3- Pharmaceutical drug patents
The Canadian Press has reported, “On pharmaceuticals, the U.S. has also proposed a 12-year patent-style protection for cutting-edge biologics medicines, sources say. This is significantly higher than the protections in Canada and Mexico, would drive up prices, and could be an irritant if the U.S. sticks to it.” On this point, Sinclair argues, “It would be exorbitantly expensive for Canadian consumers and our health care system if we gave in to pressure to align our system with excessive patent protection in the U.S.” The Council of Canadians, the Canadian Health Coalition, Unifor and the Canadian Labour Congress all call for universal pharmacare, a national program that would be undermined by Trump’s demand.
4- Supply management
The Globe and Mail has reported, “The U.S. dairy industry – and Mr. Trump himself – has singled out supply management as unfair to U.S. producers.” The newspaper’s editorial board has argued, “As for agricultural supply management, if the Americans push the issue, Ottawa should be happy to lower the trade barriers – and the high prices paid by Canadian consumers for dairy and other foods.” But Sinclair counters, “Canada [should not] tolerate Trump’s scapegoating of Canadian dairy farmers. Ditching supply management would simply put our dairy farmers in the same predicament as their U.S. counterparts, who suffer from the effects of overproduction and farm-gate prices that fall below production costs.”

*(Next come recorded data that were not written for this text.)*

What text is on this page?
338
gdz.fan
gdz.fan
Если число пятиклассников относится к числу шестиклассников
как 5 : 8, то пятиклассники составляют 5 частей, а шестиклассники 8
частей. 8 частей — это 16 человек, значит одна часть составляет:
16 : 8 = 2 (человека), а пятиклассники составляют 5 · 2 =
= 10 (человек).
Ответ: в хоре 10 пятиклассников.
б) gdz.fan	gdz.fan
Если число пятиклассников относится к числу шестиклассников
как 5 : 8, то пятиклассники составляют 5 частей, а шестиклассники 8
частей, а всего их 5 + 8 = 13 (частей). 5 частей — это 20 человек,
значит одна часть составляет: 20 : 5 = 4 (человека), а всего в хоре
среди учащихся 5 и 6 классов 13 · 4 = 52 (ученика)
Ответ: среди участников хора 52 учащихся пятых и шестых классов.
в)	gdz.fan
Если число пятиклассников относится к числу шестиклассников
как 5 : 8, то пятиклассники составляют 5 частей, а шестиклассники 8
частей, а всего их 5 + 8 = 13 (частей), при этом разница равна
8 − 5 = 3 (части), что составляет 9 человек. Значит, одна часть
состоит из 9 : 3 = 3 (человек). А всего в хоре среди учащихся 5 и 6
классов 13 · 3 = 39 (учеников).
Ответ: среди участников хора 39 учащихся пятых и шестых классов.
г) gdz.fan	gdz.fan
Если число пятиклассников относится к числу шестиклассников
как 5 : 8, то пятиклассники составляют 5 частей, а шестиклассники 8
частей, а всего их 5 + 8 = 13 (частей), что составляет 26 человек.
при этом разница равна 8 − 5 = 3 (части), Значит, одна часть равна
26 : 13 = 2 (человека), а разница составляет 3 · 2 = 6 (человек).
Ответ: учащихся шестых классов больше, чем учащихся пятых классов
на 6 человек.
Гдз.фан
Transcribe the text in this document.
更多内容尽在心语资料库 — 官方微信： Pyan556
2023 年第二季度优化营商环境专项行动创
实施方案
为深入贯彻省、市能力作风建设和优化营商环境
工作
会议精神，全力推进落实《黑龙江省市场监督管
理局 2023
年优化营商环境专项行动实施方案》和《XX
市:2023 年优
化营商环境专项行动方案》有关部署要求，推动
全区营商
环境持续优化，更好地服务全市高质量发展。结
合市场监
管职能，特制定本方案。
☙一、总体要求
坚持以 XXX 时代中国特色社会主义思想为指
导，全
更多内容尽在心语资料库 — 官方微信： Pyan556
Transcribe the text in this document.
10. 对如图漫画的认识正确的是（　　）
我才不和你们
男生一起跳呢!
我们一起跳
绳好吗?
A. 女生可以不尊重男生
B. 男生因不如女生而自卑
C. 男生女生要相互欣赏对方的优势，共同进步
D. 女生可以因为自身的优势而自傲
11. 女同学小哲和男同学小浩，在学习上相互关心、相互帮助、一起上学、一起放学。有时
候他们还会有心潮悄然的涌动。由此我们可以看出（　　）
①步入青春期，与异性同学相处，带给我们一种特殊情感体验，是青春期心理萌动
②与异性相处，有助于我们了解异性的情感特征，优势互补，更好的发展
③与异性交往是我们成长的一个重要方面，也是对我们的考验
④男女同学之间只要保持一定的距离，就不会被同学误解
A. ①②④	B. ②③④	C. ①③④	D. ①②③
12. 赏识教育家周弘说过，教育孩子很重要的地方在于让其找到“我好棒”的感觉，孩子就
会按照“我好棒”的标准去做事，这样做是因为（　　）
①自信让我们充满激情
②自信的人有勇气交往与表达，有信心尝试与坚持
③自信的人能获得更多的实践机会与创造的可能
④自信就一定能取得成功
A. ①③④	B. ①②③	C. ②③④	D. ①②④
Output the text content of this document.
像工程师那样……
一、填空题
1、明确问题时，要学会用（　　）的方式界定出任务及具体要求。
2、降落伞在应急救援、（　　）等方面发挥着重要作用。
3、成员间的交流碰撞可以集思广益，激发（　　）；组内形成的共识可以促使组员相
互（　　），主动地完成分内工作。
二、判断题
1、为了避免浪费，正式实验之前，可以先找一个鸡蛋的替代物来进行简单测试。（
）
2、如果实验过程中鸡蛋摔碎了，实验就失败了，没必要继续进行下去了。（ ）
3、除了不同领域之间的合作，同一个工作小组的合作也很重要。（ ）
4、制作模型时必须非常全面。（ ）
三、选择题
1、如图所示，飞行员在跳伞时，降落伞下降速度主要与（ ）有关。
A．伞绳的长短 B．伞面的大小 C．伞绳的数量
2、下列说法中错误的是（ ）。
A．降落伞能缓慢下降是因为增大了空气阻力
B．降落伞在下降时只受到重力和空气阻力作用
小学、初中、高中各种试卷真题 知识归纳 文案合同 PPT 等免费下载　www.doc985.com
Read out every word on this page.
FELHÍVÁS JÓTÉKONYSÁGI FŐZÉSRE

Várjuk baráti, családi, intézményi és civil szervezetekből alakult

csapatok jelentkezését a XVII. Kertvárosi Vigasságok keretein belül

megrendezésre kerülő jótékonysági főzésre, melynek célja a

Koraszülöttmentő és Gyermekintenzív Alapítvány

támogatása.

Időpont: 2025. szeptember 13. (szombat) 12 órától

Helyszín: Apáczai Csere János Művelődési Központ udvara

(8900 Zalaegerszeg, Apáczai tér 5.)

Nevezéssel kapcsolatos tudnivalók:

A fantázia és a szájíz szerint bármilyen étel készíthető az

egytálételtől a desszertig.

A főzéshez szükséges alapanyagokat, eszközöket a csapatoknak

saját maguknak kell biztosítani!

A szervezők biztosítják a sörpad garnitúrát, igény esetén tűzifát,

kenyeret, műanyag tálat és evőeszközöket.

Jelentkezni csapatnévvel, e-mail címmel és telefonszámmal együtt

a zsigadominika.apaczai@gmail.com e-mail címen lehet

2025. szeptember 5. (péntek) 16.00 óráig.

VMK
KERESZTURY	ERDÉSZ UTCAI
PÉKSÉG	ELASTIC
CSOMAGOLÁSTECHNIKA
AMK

5- Chapter 11, water, energy proportionality
The Council of Canadians has also argued that Chapter 11 (the investor-state dispute settlement provision that allows corporations to challenge public interest legislation, most commonly environmental protection laws, through secretive tribunals), water (which is included in NAFTA as a good, service and investment) and energy proportionality (which locks in oil and gas exports from Canada and makes the transition to a 100 per cent clean energy economy by 2050 a near impossibility) should all be considered “red lines” by the Trudeau government (it currently does not see these as no-go issues).
An exit strategy
The Toronto Star’s national affairs columnist Thomas Walkom has warned, “Is the Liberal government willing to walk away from free trade with the U.S. if Trump’s demands prove too much to bear? It had better be. Otherwise, Trudeau enters these talks not as a partner but as a supplicant.”
Sinclair also notes, “If an ‘America First’ NAFTA would be worse for Canada than the multilateral alternative, we can and should walk away from the table. …[If the Canadian government were to do that], World Trade Organization-bound tariff rates would then apply. This would be disruptive, but not catastrophic. Under that scenario, Canadian exporters could face an additional US$3.5-5 billion in customs duties, equivalent to the value of 1.25 to 1.8 per cent of current exports. That’s a speed bump, for sure, but would not bring trade to a screeching halt.”
And even Lawrence Herman, a senior fellow at the right-wing C.D. Howe Institute, has argued, “No deal, as has been oft said, is better than a bad one. …Canada should be considering a world without the NAFTA or, possibly, without even the Canada-U.S. free-trade agreement. Contingency planning is what trade-policy formulation is all about.”